IRIS login | Reed College home Volume 96, No. 2: June 2017
Environmental studies-history major Rennie Meyers ’15 has won a Watson Fellowship to pursue a year of independent study after graduation. Photo By Chris Lydgate
Environmental studies-history major Rennie Meyers ’15 has won a Thomas J. Watson Fellowship to study the formation of artificial coral reefs.
Rennie's project is titled Deep Water, Horizons: Artificial Reef Communities, Above and Below the Water Line and she will pursue it in the Canary Islands, Fiji, Brunei, and Japan.
"From oil rigs to submerged eco-art to coral farms, coral growth occurs at the hands of humans with or without their intent," her proposal states. "By exploring interactions between human and non-human communities above and below artificial coral habitats in four island nations, I will engage artificial or anthropogenic reef habitats and the humans who have (sometimes accidentally) created and lived with them. I hope to better understand the ways in which humans continue to alter the marine landscape, to photo document those landscapes, and to consult with the human communities responsible for these new habitats in the face of global climate change."
Rennie is writing her senior thesis on the development of marine ecology in Monterey Bay from the 1880s to the 1970s with Prof. Josh Howe [history 2012-]. Her friend Sasha Peters ’15 also won a Watson fellowship.
“I am completely off the walls about this fellowship,” she says. “There is a deep sense of promise and adventure for my time after Reed, even with the road bumps that I know lie ahead. I am honored and ecstatic and bewildered that I get to share this experience with Sasha, who has grown so much with me at Reed. Reed's influence is so present in my project—studying environmental history taught me to find the human narrative and agency in stories of global climate change. Even being on a campus this size points out all the places where I have an opportunity to effect change for the better. I am so deeply indebted to Josh Howe for his persistent mentorship, the efforts of all the faculty and staff that helped me through this project and process, and family support along the way.”
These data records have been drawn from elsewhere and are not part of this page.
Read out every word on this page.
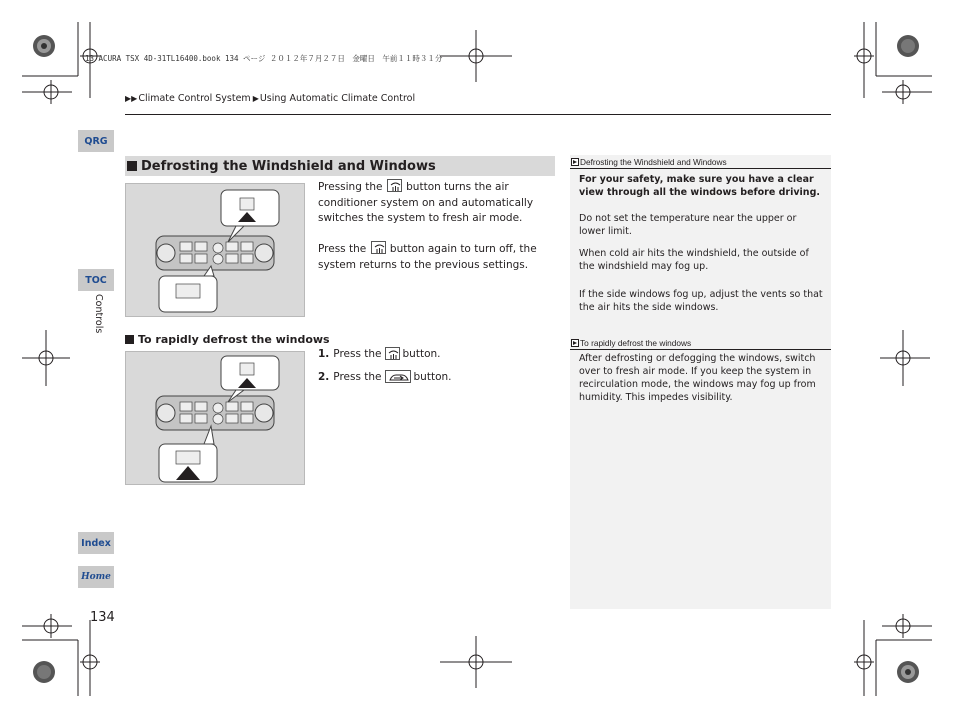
13 ACURA TSX 4D-31TL16400.book 134 ページ ２０１２年７月２７日　金曜日　午前１１時３１分
▶▶ Climate Control System ▶ Using Automatic Climate Control
QRG
TOC
Controls
Index
Home
134
Defrosting the Windshield and Windows
Pressing the button turns the air
conditioner system on and automatically
switches the system to fresh air mode.
Press the button again to turn off, the
system returns to the previous settings.
To rapidly defrost the windows
1. Press the button.
2. Press the	button.
Defrosting the Windshield and Windows
For your safety, make sure you have a clear view through all the windows before driving.
Do not set the temperature near the upper or lower limit.
When cold air hits the windshield, the outside of the windshield may fog up.
If the side windows fog up, adjust the vents so that the air hits the side windows.
To rapidly defrost the windows
After defrosting or defogging the windows, switch over to fresh air mode. If you keep the system in recirculation mode, the windows may fog up from humidity. This impedes visibility.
The Watson Year provides fellows with an opportunity to test their aspirations, abilities, and perseverance through personal projects that are cultivated on an international scale. Watson Fellows have gone on to become CEOs of major corporations, college presidents, diplomats, artists, lawyers, doctors, journalists, and renowned researchers and innovators. The program offers a stipend of $30,000 to 50 fellows to pursue an independent study of something they are passionate about in a country that is not their own.
Since the program began in 1968, Reed students have won a total of 67 Watson Fellowships, including Cole Perkinson ’13, who won a Watson to go to Africa and research Zimbabwean music.